£2 Billion For Homes On Brownfield Land

A brownfield site

Nearly £2 billion of public money needed to remediate 1,070 hectares of derelict or unused land to help build more new homes has been allocated in Rishi Sunak's spending review.

The National Federation of Builders (NFB) said more land would be needed to create employment space and amenities for the 160,000 homes the government hopes would be created. Although the government has pledged to invest £9 million towards 100 urban ‘pocket parks' across the UK.
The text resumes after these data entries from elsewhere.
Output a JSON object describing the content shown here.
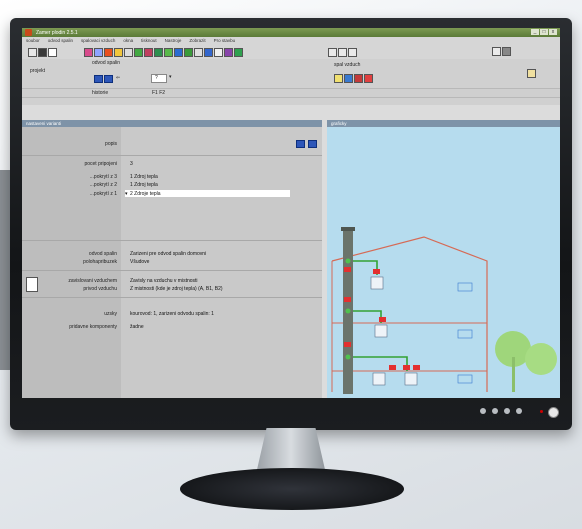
{
  "app": {
    "title": "Zamer plodin 2.5.1",
    "window_buttons": [
      "_",
      "□",
      "x"
    ]
  },
  "menu": [
    "soubor",
    "odvod spalin",
    "spalovaci vzduch",
    "okna",
    "tisknout",
    "Nastroje",
    "Zobrazit",
    "Pro stavbu"
  ],
  "toolbar": {
    "projekt": "projekt",
    "odvod_spalin": "odvod spalin",
    "historie": "historie",
    "history_keys": "F1  F2",
    "help": "?",
    "privod_vzduchu": "spal vzduch"
  },
  "panels": {
    "left_title": "nastaveni varianti",
    "right_title": "graficky"
  },
  "form": {
    "popis_label": "popis",
    "pocet_pripojeni_label": "pocet pripojeni",
    "pocet_pripojeni_value": "3",
    "rows": [
      {
        "label": "...pokrytí z 3",
        "value": "1 Zdroj tepla"
      },
      {
        "label": "...pokrytí z 2",
        "value": "1 Zdroj tepla"
      },
      {
        "label": "...pokrytí z 1",
        "value": "2 Zdroje tepla"
      }
    ],
    "odvod_spalin_label": "odvod spalin",
    "odvod_spalin_value": "Zarizeni pre odvod spalin domovni",
    "polohapribuzek_label": "polohapribuzek",
    "polohapribuzek_value": "Všudove",
    "zavislovani_label": "zavislovani vzduchem",
    "zavislovani_value": "Zavisly na vzduchu v mistnosti",
    "privod_vzduchu_label": "privod vzduchu",
    "privod_vzduchu_value": "Z mistnosti (kde je zdroj tepla) (A, B1, B2)",
    "uzsky_label": "uzsky",
    "uzsky_value": "kourovod: 1, zarizeni odvodu spalin: 1",
    "pridavne_label": "pridavne komponenty",
    "pridavne_value": "žadne"
  },
  "colors": {
    "title_bar": "#6a8a45",
    "panel_header": "#7e93a8",
    "sky": "#b6dcee",
    "house_line": "#d66a55",
    "chimney": "#6b746b",
    "flue": "#33a233",
    "tree": "#9fd67b",
    "nav_btn": "#2d56b8"
  }
}
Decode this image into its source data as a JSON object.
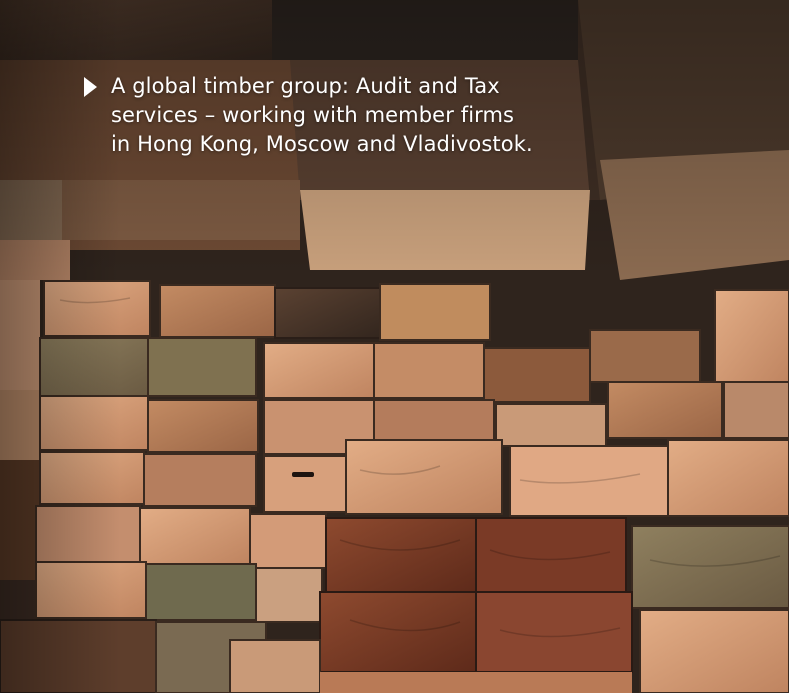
{
  "caption": {
    "lines": [
      "A global timber group: Audit and Tax",
      "services – working with member firms",
      "in Hong Kong, Moscow and Vladivostok."
    ]
  },
  "palette": {
    "dark_wood": "#3a2a20",
    "mid_wood": "#b07a52",
    "light_wood": "#d9a27a",
    "aged_wood": "#7d6a4e",
    "red_wood": "#7e3b25"
  },
  "photo_subject": "stacked-timber-beams"
}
 “Embodied carbon is just one element to understand, for example, there is a need to consider whether we can retrofit cheaper energy solutions, such as district heating, as well as retain a building; sometimes it is not possible to do both.”

– Rico Wojtulewicz 

Head of housing and planning policy, National Federation of Builders


Sticking plaster solution

The NFB's Wojtulewicz also described the investment proposal as a sticking plaster solution. The proposed funding was expected to be announced in Chancellor Rishi Sunak's spending review on Wednesday 27 October as part of the government's efforts to reach net-zero by 2050.

The FMB said nearly two-thirds of smaller developers quoted lack of available and viable land as a major constraint for building new homes. Chief executive, Brian Berry, said: "It's important that more small sites are unlocked in all communities as local builders often deliver fewer than 10 homes at a time."


QR codes to open up planning

Rishi Sunak was expected to confirm £65 million towards the digitisation of 175 local council's planning systems. The government has already announced the names of 13 planning authorities who had won funding for piloting digitisation.

The government hopes this will make the planning process more accessible to a wider cross-section of people who can scan QR codes to see 3-D interactive maps. Cambridge has won £100,000 to use technology to capture views on a scheme appearing in news articles, social media feeds and blog posts.

Mr Wojtulewicz said: "Digital planning will illuminate the vast numbers of development opportunities within communities, such as on infill and small sites. A coherent land allocation strategy is the only way we can start solving the housing crisis."

The FMB said it was pleased its calls for more investment in the planning system had been answered. "Digitisation must make the system simpler and faster, and free up planners' time to support the smallest firms navigate the often-complicated planning process," said Brian Berry.

Brokers Hank Zarihs Associates said a quicker planning system was something both development finance lenders and SME builders were keen to see.

Picture: £2 billion of tax payers' money will be used on 1,070 hectares of derelict or unused land to help build more new homes.